Ticket scalping frustrates artists and fans

Large-scale buying of tickets drives the price up and limits the number of seats for fans.

Brooke Bovee

You walk into a concert with all your friends, excited to see your favorite artist perform. You get to your seats and find that someone is already sitting in them, but you aren’t worried, because your ticket has that seat number. Instead, you realize both tickets have the exact same seat and row number. This happens because of ticket fraud.

In this day and age, technology makes it easy for us to purchase tickets. There are multiple ways in Minnesota to get tickets to see your favorite artist perform live in concert. You can buy through scalpers standing outside the venues, or websites such as TicketMaster, StubHub, or an artist’s fan club website. Websites like Ticketmaster allow a person to print off as many copies of a ticket as they want. This means that they could sell as many copies of the same ticket as they want.

According to a recent Star Tribune article, country artist Eric Church canceled 902 tickets for his concert last April because scalpers purchased them in violation of the concert’s sales limit. Church argues that when scalpers purchase 400 to 500 tickets under a fake identity and inflate the ticket price, it should be considered a criminal activity. With scalpers, some of an artist’s most loyal fans have trouble getting tickets for a reasonable price.

Although you may have to pay a fee to become a member of an artist’s fan club, it may be worth the guarantee of a seat in a concert by having an actual ticket mailed to you or by having to pick it up at will-call instead of printing it out. Becoming a member of a fan club such as the “Church Choir” for Eric Church can provide you with access to pre-sale tickets before the general public has access to them. Buying directly from the artist’s website would result in a more reasonable price than buying from scalpers that have inflated the price.

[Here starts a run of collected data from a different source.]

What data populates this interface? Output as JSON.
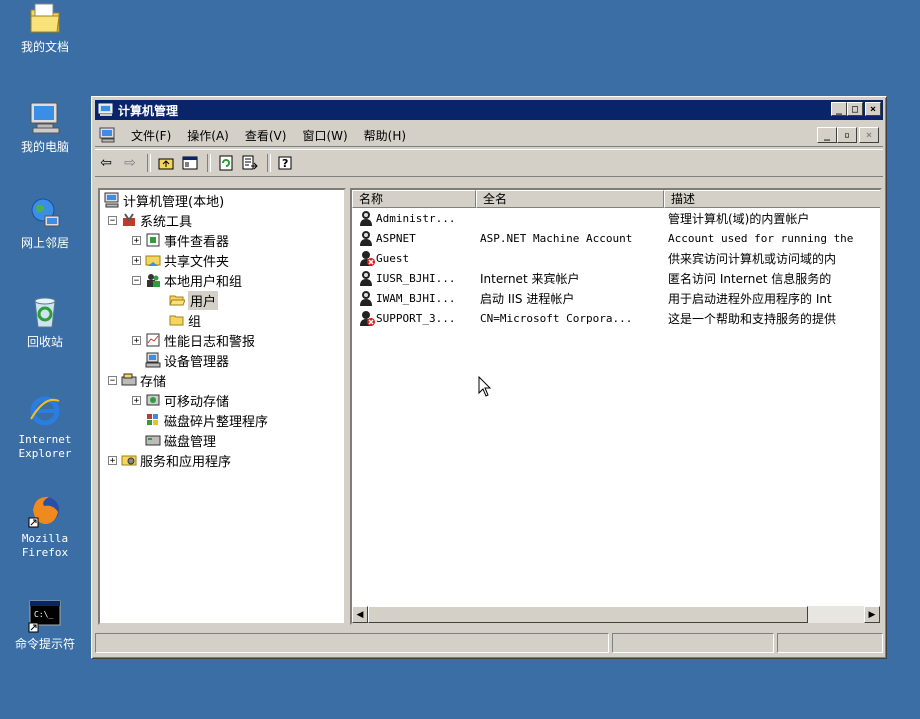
{
  "desktop": {
    "icons": [
      {
        "label": "我的文档",
        "icon": "my-documents-icon"
      },
      {
        "label": "我的电脑",
        "icon": "my-computer-icon"
      },
      {
        "label": "网上邻居",
        "icon": "network-places-icon"
      },
      {
        "label": "回收站",
        "icon": "recycle-bin-icon"
      },
      {
        "label": "Internet\nExplorer",
        "icon": "internet-explorer-icon"
      },
      {
        "label": "Mozilla\nFirefox",
        "icon": "firefox-icon"
      },
      {
        "label": "命令提示符",
        "icon": "command-prompt-icon"
      }
    ]
  },
  "window": {
    "title": "计算机管理",
    "menu": [
      "文件(F)",
      "操作(A)",
      "查看(V)",
      "窗口(W)",
      "帮助(H)"
    ],
    "toolbar": [
      "back-arrow-icon",
      "forward-arrow-icon",
      "up-folder-icon",
      "show-hide-tree-icon",
      "refresh-icon",
      "export-list-icon",
      "help-icon"
    ]
  },
  "tree": {
    "root": "计算机管理(本地)",
    "system_tools": "系统工具",
    "event_viewer": "事件查看器",
    "shared_folders": "共享文件夹",
    "local_users": "本地用户和组",
    "users": "用户",
    "groups": "组",
    "perf_logs": "性能日志和警报",
    "device_manager": "设备管理器",
    "storage": "存储",
    "removable": "可移动存储",
    "defrag": "磁盘碎片整理程序",
    "disk_mgmt": "磁盘管理",
    "services": "服务和应用程序"
  },
  "list": {
    "columns": [
      "名称",
      "全名",
      "描述"
    ],
    "rows": [
      {
        "name": "Administr...",
        "full": "",
        "desc": "管理计算机(域)的内置帐户",
        "disabled": false
      },
      {
        "name": "ASPNET",
        "full": "ASP.NET Machine Account",
        "desc": "Account used for running the",
        "disabled": false
      },
      {
        "name": "Guest",
        "full": "",
        "desc": "供来宾访问计算机或访问域的内",
        "disabled": true
      },
      {
        "name": "IUSR_BJHI...",
        "full": "Internet 来宾帐户",
        "desc": "匿名访问 Internet 信息服务的",
        "disabled": false
      },
      {
        "name": "IWAM_BJHI...",
        "full": "启动 IIS 进程帐户",
        "desc": "用于启动进程外应用程序的 Int",
        "disabled": false
      },
      {
        "name": "SUPPORT_3...",
        "full": "CN=Microsoft Corpora...",
        "desc": "这是一个帮助和支持服务的提供",
        "disabled": true
      }
    ]
  },
  "colors": {
    "desktop": "#3a6ea5",
    "titlebar": "#0a246a",
    "chrome": "#d4d0c8"
  }
}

Minnesota held a firm no-scalping law until 2007. But recently, entertainers like Church have had to come up with aggressive strategies in order to prevent ticket scalping, even resorting to canceling tickets.

The main focus is on preventing the resale of electronic tickets and other non-transferrable tickets. To gain admission to an event, you must present the credit card used to purchase the tickets along with a photo ID.

When you buy a ticket, it’s yours and you should be able to do what you want with it. You should be able to give it to a friend or sell it — at a reasonable cost — if you can’t go. However, something should be done to address the problem with businesses, scalpers and opportunists taking advantage of the public.

Acquiring hundreds of tickets just to sell them later at absurd prices is wrong and should be addressed.